Intrusion Detection in Binary Process Data: Introducing the Hamming-distance to Matrix Profiles

The digitisation of industry provides a plethora of novel applications that increase flexibility and reduce setup and maintenance time as well as cost. Furthermore, novel use cases are created by the digitisation of industry, commonly known as Industry 4.0 or the Industrial Internet of Things, applications make use of communication and computation technology that is becoming available. This enables novel business use cases, such as the digital twin, customer individual production, and data market places. However, the inter-connectivity such use cases rely on also significantly increases the attack surface of industrial enterprises. Sabotage and espionage are aimed at data, which is becoming the most crucial asset of an enterprise. Since the requirements on security solutions in industrial networks are inherently different from office networks, novel approaches for intrusion detection need to be developed.

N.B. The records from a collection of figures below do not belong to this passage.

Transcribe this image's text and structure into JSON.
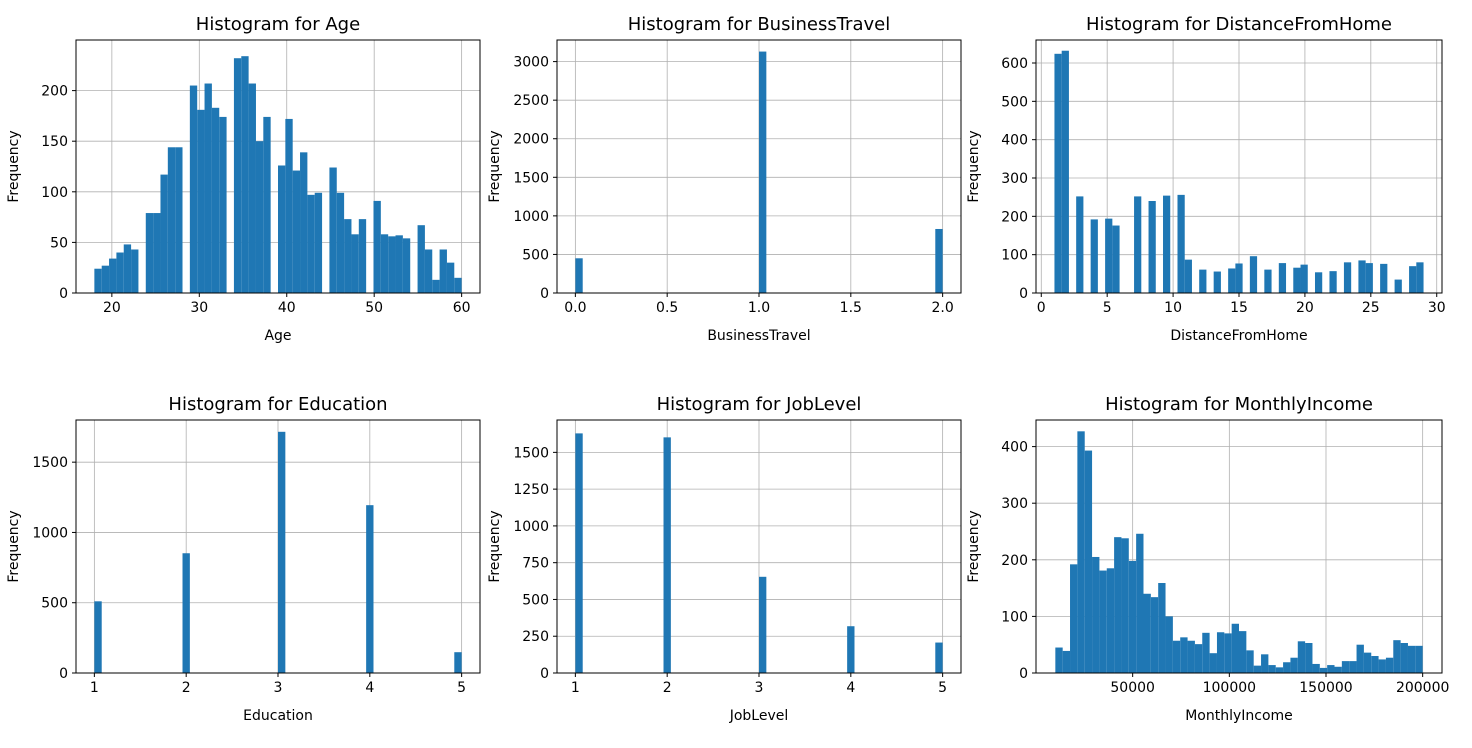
{
  "chart_data": [
    {
      "type": "bar",
      "title": "Histogram for Age",
      "xlabel": "Age",
      "ylabel": "Frequency",
      "color": "#1f77b4",
      "xlim": [
        15.9,
        62.1
      ],
      "ylim": [
        0,
        250
      ],
      "xticks": [
        20,
        30,
        40,
        50,
        60
      ],
      "yticks": [
        0,
        50,
        100,
        150,
        200
      ],
      "bin_range": [
        18,
        60
      ],
      "counts": [
        24,
        27,
        34,
        40,
        48,
        43,
        0,
        79,
        79,
        117,
        144,
        144,
        0,
        205,
        181,
        207,
        183,
        174,
        0,
        232,
        234,
        207,
        150,
        174,
        0,
        126,
        172,
        121,
        139,
        97,
        99,
        0,
        124,
        99,
        73,
        58,
        73,
        0,
        91,
        58,
        56,
        57,
        54,
        0,
        67,
        43,
        13,
        43,
        30,
        15
      ]
    },
    {
      "type": "bar",
      "title": "Histogram for BusinessTravel",
      "xlabel": "BusinessTravel",
      "ylabel": "Frequency",
      "color": "#1f77b4",
      "xlim": [
        -0.1,
        2.1
      ],
      "ylim": [
        0,
        3280
      ],
      "xticks": [
        "0.0",
        "0.5",
        "1.0",
        "1.5",
        "2.0"
      ],
      "yticks": [
        0,
        500,
        1000,
        1500,
        2000,
        2500,
        3000
      ],
      "bin_range": [
        0,
        2
      ],
      "nbins": 50,
      "bars": [
        {
          "bin": 0,
          "count": 450
        },
        {
          "bin": 25,
          "count": 3130
        },
        {
          "bin": 49,
          "count": 830
        }
      ]
    },
    {
      "type": "bar",
      "title": "Histogram for DistanceFromHome",
      "xlabel": "DistanceFromHome",
      "ylabel": "Frequency",
      "color": "#1f77b4",
      "xlim": [
        -0.4,
        30.4
      ],
      "ylim": [
        0,
        660
      ],
      "xticks": [
        0,
        5,
        10,
        15,
        20,
        25,
        30
      ],
      "yticks": [
        0,
        100,
        200,
        300,
        400,
        500,
        600
      ],
      "bin_range": [
        1,
        29
      ],
      "counts": [
        624,
        632,
        0,
        252,
        0,
        192,
        0,
        194,
        176,
        0,
        0,
        252,
        0,
        240,
        0,
        254,
        0,
        256,
        87,
        0,
        61,
        0,
        56,
        0,
        64,
        77,
        0,
        96,
        0,
        61,
        0,
        78,
        0,
        66,
        74,
        0,
        54,
        0,
        57,
        0,
        80,
        0,
        85,
        78,
        0,
        76,
        0,
        35,
        0,
        70,
        80
      ]
    },
    {
      "type": "bar",
      "title": "Histogram for Education",
      "xlabel": "Education",
      "ylabel": "Frequency",
      "color": "#1f77b4",
      "xlim": [
        0.8,
        5.2
      ],
      "ylim": [
        0,
        1800
      ],
      "xticks": [
        1,
        2,
        3,
        4,
        5
      ],
      "yticks": [
        0,
        500,
        1000,
        1500
      ],
      "bin_range": [
        1,
        5
      ],
      "nbins": 50,
      "bars": [
        {
          "bin": 0,
          "count": 510
        },
        {
          "bin": 12,
          "count": 852
        },
        {
          "bin": 25,
          "count": 1716
        },
        {
          "bin": 37,
          "count": 1194
        },
        {
          "bin": 49,
          "count": 148
        }
      ]
    },
    {
      "type": "bar",
      "title": "Histogram for JobLevel",
      "xlabel": "JobLevel",
      "ylabel": "Frequency",
      "color": "#1f77b4",
      "xlim": [
        0.8,
        5.2
      ],
      "ylim": [
        0,
        1720
      ],
      "xticks": [
        1,
        2,
        3,
        4,
        5
      ],
      "yticks": [
        0,
        250,
        500,
        750,
        1000,
        1250,
        1500
      ],
      "bin_range": [
        1,
        5
      ],
      "nbins": 50,
      "bars": [
        {
          "bin": 0,
          "count": 1629
        },
        {
          "bin": 12,
          "count": 1602
        },
        {
          "bin": 25,
          "count": 654
        },
        {
          "bin": 37,
          "count": 318
        },
        {
          "bin": 49,
          "count": 207
        }
      ]
    },
    {
      "type": "bar",
      "title": "Histogram for MonthlyIncome",
      "xlabel": "MonthlyIncome",
      "ylabel": "Frequency",
      "color": "#1f77b4",
      "xlim": [
        0,
        210000
      ],
      "ylim": [
        0,
        447
      ],
      "xticks": [
        50000,
        100000,
        150000,
        200000
      ],
      "yticks": [
        0,
        100,
        200,
        300,
        400
      ],
      "bin_range": [
        10000,
        200000
      ],
      "counts": [
        45,
        39,
        192,
        427,
        393,
        205,
        181,
        185,
        240,
        238,
        198,
        246,
        140,
        134,
        159,
        100,
        57,
        63,
        57,
        51,
        71,
        35,
        72,
        70,
        87,
        74,
        40,
        13,
        33,
        14,
        10,
        19,
        27,
        56,
        53,
        16,
        9,
        14,
        11,
        21,
        21,
        50,
        36,
        30,
        24,
        27,
        58,
        53,
        48,
        48
      ]
    }
  ]
}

In this work, process data of a real water treatment process that contains attacks is analysed. Analysis is performed by an extension of Matrix Profiles, a motif discovery algorithm for time series. By extending Matrix Profiles with a Hammingdistance metric, binary and tertiary actuators can be integrated into the analysis in a meaningful fashion. This algorithm requires low training effort while providing accurate results. Furthermore, it can be employed in a real-time fashion. Selected actuators in the data set are analysed to highlight the applicability of the extended Matrix Profiles.